The broader developments within the journal enterprise, and throughout journalism typically, should not promising. However The Atlantic continues to develop, as a result of (I consider) our editorial crew produces the highest-quality journalism, and since readers such as you proceed to seek out what we do helpful, and even illuminating.
Final 12 months was an excellent 12 months for The Atlantic. We crossed the million-subscription threshold; we grew to become worthwhile once more after working within the purple for a number of years; and we received our third consecutive Nationwide Journal Award for Normal Excellence, one thing no different journal has carried out on this century. However primarily what we’ve tried to do is make vital journalism.
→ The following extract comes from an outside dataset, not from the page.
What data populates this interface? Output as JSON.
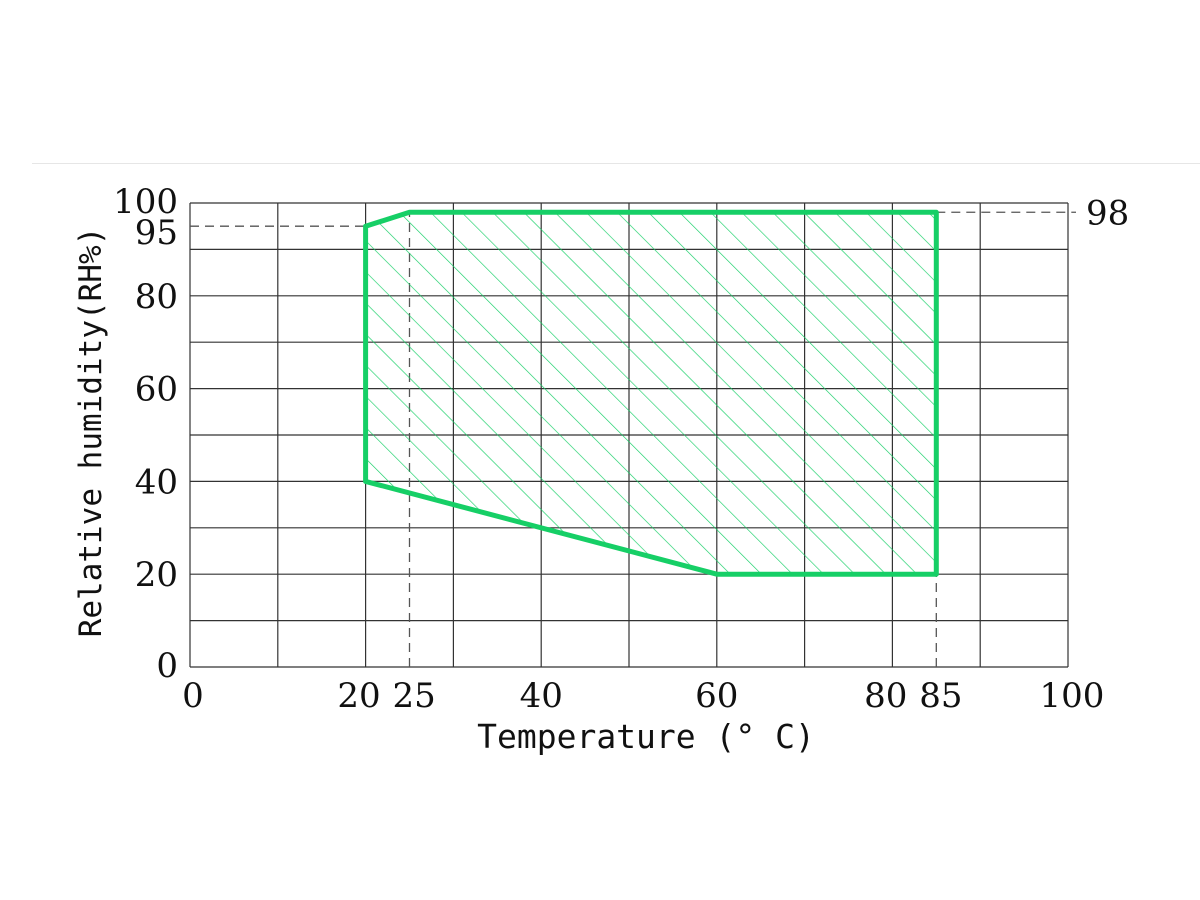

I hope, by your lights, that we’re succeeding, and that you simply be a part of me to find the return of a month-to-month Atlantic a really blissful factor.
— Jeffrey Goldberg
Behind the Cowl
On this month’s cowl story, “The Anti-Social Century,” Derek Thompson explores how Individuals got here to spend a lot time alone, and what that solitude means for our personalities, our politics, and even our relationship to actuality. For the duvet, the illustrator Max Guther created a sequence of figures engaged in solitary actions. Arrayed throughout an in any other case clean discipline, Guther’s figures evoke a nation through which folks have come to favor their very own firm to that of others.
— Liz Hart, Artwork Director
This text seems within the February 2025 print version with the headline “The Commons.”